In 1943, Congress repealed the Chinese Exclusion Act, a law limiting the number of Chinese immigrants allowed to enter the country. As a result, immigration from China increased over the next several years. When these immigrants arrived, especially after World War II and in the 1950s, they were met by an American society that valued conformity and prioritized economic prosperity. After 1965, when Congress amended the Immigration and Nationality Act of 1952 to allow more immigration from Asia, the number of Chinese immigrants again rose. Concurrently, residents of Chinatowns who could afford to move were decamping for the American suburbs, where there was more pressure to assimilate to a white, middle-class way of life. Ralph Chang’s struggle to balance these values against his own Chinese heritage throughout “In the American Society” can be understood against this social context.

Other Books Related to In the American Society

Gish Jen’s writing is frequently viewed in the context of Chinese-American cultural heritage, and her first two novels—Typical American and Mona in the Promised Land—show Chinese-American characters contending with their American surroundings. Critics often cite Amy Tan, author of The Joy Luck Club, Chang-Rae Lee (Native Speaker), and Mae Ng (Eating Chinese Food Naked) as Asian-American writers interested in similar subject matter as Gish Jen. Another writer exploring the immigrant experience in the United States is Jhumpa Lahiri, whose Pulitzer-Prize-winning short story collection Interpreter of Maladies helped popularize the idea of immigrant stories and multiculturalism in fiction. According to Gish Jen herself, however, Jewish American authors have been most influential in her own development; she was exposed to authors like Grace Paley and Saul Bellow during her teenage years in Scarsdale, which has a significant Jewish population.
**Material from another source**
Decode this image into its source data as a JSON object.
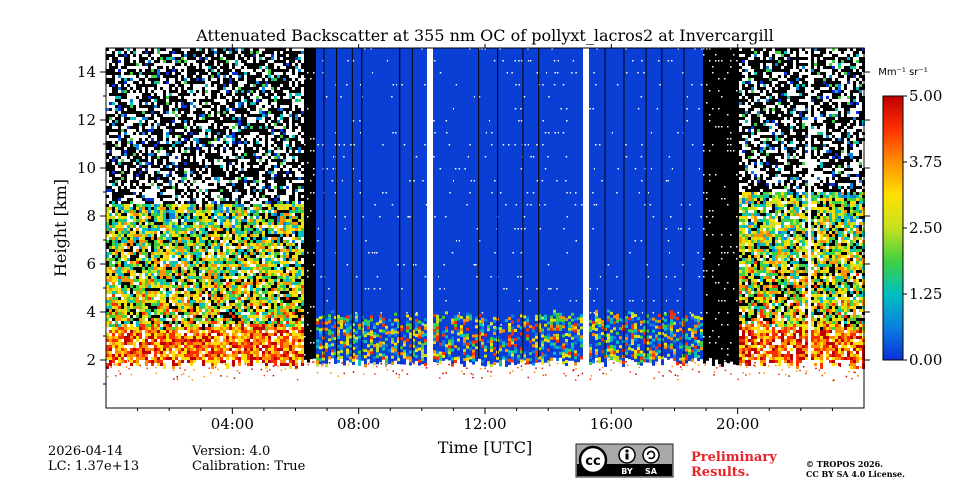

Jen’s first novel Typical American shows structural similarities to Saul Bellow’s The Adventures of Augie March, and the concept of criminals teaching moral lessons to protagonists—as Booker and Cedric do to Ralph Chang in “In the American Society”—is also found in Bellow’s Herzog and Humboldt’s Gift.
Key Facts about In the American Society
  • Full Title: In the American Society
  • When Written: Mid-1980s
  • Where Written: United States
  • When Published: 1986
  • Literary Period: Contemporary
  • Genre: Short Story
  • Setting: Suburb in the Northeastern U.S.
  • Climax: When Jeremy confronts Ralph Chang at his party, yelling, “WHO ARE YOU?”
  • Antagonist: Jeremy Brothers
  • Point of View: First Person

Extra Credit for In the American Society

Recurring Characters. Ralph Chang, Mrs. Chang, Callie, and Mona reappear in multiple Gish Jen short stories and novels. The short story “In the American Society” became the basis for Jen’s novel-length exploration of Ralph Chang’s life, Typical American, and its sequel, Mona in the Promised Land. Callie and Mona appear across several of Jen’s stories in Who’s Irish?.

Name Change. In high school, Jen started going by “Gish” instead of “Lillian,” a reference to the American silent film actress Lillian Gish. Jen once expressed that the name “Lillian” didn’t fit her personality.